Bisnis.com, JEPARA – Sate kerbau adalah salah satu kuliner khas wilayah Kudus dan Jepara. Popularitasnya tak bisa dilepaskan dari pengaruh ajaran Islam yang disebarkan Wali Songo, khususnya Sunan Kudus.
Alkisah, ketika menyebarkan agama Islam di pesisir Jawa Tengah, Sunan Kudus melarang keluarga dan pengikutnya untuk menyembelih sapi. Baik untuk dikonsumsi ataupun untuk dijadikan hewan kurban. Pasalnya, pada saat itu, mayoritas masyarakat Jawa memeluk agama Hindu.
Sunan Kudus ingin menyampaikan pesan toleransi kepada pengikutnya. Dengan harapan, masyarakat yang beragama Islam ataupun Hindu dapat hidup dengan akur. Meskipun memiliki sejumlah perbedaan.
Beratus-ratus tahun kemudian, ajaran Sunan Kudus tersebut mulai mempengaruhi gastronomi di sekitar Kudus dan Jepara. Kuliner berbahan dasar daging sapi mulai jarang ditemui. Sementara itu, olahan daging kerbau makin laris. Salah satunya adalah olahan sate kerbau.
Di Jepara, terdapat warung sate kerbau legendaris, namanya Warung Sate Kerbau H. Darno. Warung tersebut sudah mulai berjualan sejak tahun 1972. Awalnya, H. Darno, hanya berjualan di sekitar alun-alun Kota Jepara.
“Pertama itu di dekat alun-alun. Tetapi sekarang tempatnya sudah dijadikan klinik center. Dulunya itu bioskop untuk nonton film. Mbah dulu berjualan dengan cara dipikul,” jelas Dwi Kundarso, cucu dari H. Darno kepada Bisnis, Kamis (5/8/2021).
Baca Juga
Dwi mengungkapkan bahwa sebelum pandemi Covid-19, warung sate kerbau tersebut bisa melayani pesanan hingga 1.000 tusuk setiap harinya. Kini, akibat sejumlah pembatasan, penjualan mengalami penurunan hingga separuhnya.
Larangan acara kebudayaan serta pernikahan selama Pemberlakuan Pembatasan Kegiatan Masyarakat (PPKM) juga berimbas pada usaha yang kini dijalankan Dwi. Pasalnya, warung sate kerbau tersebut juga melayani catering untuk acara-acara khusus.
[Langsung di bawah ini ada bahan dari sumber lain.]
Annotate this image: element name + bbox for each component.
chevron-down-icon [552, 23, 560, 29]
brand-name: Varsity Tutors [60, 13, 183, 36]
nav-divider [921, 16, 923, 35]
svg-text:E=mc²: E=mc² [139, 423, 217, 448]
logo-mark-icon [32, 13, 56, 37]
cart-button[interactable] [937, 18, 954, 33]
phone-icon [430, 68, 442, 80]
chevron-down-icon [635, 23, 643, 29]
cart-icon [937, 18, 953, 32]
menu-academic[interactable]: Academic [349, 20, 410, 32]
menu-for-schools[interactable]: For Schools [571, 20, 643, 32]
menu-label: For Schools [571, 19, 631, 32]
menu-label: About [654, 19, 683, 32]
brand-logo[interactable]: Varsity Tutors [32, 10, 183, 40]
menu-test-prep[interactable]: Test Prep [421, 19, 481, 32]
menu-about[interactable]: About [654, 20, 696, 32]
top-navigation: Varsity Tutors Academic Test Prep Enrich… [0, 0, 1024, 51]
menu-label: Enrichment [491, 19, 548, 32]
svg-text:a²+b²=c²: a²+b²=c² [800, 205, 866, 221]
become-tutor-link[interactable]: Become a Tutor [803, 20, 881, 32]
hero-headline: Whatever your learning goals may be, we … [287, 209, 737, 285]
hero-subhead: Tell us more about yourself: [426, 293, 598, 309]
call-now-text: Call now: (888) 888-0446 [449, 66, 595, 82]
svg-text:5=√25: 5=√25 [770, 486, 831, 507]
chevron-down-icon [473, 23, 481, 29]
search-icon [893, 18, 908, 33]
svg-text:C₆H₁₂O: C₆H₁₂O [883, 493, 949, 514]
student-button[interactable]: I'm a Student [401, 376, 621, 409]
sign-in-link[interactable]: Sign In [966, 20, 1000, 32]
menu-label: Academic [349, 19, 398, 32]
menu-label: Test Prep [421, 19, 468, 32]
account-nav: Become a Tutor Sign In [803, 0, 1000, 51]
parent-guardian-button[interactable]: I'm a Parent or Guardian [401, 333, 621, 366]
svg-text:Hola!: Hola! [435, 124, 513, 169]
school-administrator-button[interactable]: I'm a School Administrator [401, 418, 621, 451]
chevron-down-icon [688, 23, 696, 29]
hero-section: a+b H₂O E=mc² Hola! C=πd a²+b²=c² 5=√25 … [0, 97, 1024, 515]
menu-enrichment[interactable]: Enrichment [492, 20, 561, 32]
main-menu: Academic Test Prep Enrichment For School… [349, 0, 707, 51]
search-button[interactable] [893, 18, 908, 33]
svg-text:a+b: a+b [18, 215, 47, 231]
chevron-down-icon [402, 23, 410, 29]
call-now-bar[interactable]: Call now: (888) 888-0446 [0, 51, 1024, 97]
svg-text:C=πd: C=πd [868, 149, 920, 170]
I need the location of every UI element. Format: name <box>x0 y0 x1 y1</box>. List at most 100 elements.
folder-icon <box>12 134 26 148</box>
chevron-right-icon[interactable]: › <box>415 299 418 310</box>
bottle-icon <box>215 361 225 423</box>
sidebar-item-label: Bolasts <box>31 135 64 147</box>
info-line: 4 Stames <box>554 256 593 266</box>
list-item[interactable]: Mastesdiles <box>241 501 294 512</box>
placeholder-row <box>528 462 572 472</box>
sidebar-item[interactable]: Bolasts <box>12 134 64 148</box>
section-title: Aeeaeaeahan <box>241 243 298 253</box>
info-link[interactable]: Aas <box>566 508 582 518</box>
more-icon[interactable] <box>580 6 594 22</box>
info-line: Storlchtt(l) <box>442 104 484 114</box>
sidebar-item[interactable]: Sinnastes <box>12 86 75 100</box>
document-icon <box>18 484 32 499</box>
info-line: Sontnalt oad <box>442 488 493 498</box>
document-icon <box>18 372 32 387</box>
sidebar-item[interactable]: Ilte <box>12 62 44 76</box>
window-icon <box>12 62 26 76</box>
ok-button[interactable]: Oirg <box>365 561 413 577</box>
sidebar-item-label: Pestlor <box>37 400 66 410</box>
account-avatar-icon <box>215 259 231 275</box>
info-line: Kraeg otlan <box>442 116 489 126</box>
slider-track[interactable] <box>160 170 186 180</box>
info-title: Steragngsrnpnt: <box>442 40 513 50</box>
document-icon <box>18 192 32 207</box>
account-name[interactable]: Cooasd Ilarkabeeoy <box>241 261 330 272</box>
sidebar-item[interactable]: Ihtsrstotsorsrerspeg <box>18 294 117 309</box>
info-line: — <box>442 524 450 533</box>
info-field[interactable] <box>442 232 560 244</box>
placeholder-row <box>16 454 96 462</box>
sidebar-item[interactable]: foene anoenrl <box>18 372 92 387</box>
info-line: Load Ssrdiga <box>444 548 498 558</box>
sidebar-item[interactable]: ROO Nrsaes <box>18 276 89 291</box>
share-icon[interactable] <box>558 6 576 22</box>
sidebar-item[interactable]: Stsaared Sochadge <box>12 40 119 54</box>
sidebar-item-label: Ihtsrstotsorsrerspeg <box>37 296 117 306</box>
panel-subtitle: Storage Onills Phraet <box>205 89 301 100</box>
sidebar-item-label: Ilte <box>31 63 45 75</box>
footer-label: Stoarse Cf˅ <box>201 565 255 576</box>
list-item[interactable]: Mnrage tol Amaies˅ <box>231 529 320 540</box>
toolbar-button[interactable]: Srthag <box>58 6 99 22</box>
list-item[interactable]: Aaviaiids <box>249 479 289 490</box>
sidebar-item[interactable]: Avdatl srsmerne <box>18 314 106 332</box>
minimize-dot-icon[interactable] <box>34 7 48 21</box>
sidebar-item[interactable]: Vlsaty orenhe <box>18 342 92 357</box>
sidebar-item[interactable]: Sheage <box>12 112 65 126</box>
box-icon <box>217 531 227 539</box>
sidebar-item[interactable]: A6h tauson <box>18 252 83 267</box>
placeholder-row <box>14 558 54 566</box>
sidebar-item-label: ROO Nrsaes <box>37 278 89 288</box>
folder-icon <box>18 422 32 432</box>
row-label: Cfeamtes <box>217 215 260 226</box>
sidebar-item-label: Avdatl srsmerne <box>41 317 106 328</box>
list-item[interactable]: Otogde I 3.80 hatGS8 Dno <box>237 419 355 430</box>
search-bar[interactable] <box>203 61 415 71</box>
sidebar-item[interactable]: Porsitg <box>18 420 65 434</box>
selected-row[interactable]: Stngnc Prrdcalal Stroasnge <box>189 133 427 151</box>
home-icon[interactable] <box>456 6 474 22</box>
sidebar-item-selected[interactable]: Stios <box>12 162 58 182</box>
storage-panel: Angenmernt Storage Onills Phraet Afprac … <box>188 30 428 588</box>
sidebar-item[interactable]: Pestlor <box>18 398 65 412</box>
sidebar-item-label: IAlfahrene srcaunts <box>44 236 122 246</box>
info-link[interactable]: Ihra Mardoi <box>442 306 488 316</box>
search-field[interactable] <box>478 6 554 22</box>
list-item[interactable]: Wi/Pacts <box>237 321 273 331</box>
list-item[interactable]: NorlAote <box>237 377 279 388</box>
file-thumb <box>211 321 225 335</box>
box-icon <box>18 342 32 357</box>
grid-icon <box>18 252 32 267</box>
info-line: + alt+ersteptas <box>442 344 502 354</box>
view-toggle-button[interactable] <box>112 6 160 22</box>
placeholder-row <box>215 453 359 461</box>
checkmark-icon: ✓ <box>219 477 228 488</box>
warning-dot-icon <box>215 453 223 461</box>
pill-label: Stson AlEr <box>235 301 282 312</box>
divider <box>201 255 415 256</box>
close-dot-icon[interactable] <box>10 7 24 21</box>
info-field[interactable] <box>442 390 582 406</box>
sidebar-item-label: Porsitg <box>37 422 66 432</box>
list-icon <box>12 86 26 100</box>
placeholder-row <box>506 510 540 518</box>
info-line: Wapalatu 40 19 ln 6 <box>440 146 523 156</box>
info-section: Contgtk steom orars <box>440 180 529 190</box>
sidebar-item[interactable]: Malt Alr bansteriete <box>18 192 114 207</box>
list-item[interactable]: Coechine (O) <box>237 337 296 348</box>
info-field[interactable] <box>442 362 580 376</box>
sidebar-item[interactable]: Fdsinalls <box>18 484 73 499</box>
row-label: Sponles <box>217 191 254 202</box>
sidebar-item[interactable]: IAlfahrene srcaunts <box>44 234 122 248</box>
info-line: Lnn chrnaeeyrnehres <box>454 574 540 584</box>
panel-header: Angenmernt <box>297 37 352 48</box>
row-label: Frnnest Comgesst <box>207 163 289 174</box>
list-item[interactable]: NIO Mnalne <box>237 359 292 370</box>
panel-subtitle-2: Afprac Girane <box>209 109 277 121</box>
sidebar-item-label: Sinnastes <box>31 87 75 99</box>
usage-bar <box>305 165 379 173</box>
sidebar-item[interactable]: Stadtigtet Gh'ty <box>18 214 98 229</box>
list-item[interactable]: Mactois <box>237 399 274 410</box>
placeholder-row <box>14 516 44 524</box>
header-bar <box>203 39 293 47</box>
“Saat pandemi ini pesanan catering benar-benar kosong. Padahal, sebelum pandemi itu bisa sampai Kudus, Yogyakarta, sampai Jakarta juga,” ungkap Dwi.
Dalam sehari, Dwi mesti menyiapkan 10 kilogram daging kerbau. Jika beruntung, Dwi bahkan mesti menyiapkan 15 kilogram daging. Tak sulit untuk mencari bahan baku utama tersebut, karena di Jepara sendiri peternak kerbau masih banyak ditemui.
Berbeda dengan sate kambing atau sate ayam, daging kerbau mesti digiling terlebih dahulu sebelum diolah menjadi sate. Selain daging, Dwi juga mencampurkan gula jawa serta bumbu-bumbu lainnya.
Proses penggilingan dan campuran bumbu itu menghasilkan citarasa yang khas. Manis, gurih, dengan tekstur daging yang empuk. Tak seperti daging kerbau, yang cenderung keras.
Kini, setelah pemerintah memberikan pelonggaran PPKM, penjualan sate kerbau mulai berangsur pulih. “Ya sudah mulai ada pelanggan. Sedikit-sedikit. Pesanan online satu dua sudah mulai masuk,” ungkap Dwi.
Dwi berharap agar pandemi Covid-19 bisa segera berakhir, sehingga penjualan sate kerbaunya dapat normal kembali. Tak hanya itu, Dwi juga berharap agar usahanya tersebut bisa terus berjalan hingga ke generasi berikutnya. “Harus ada yang melanjutkan, kalau tidak putus nanti [sejarahnya],” pungkasnya.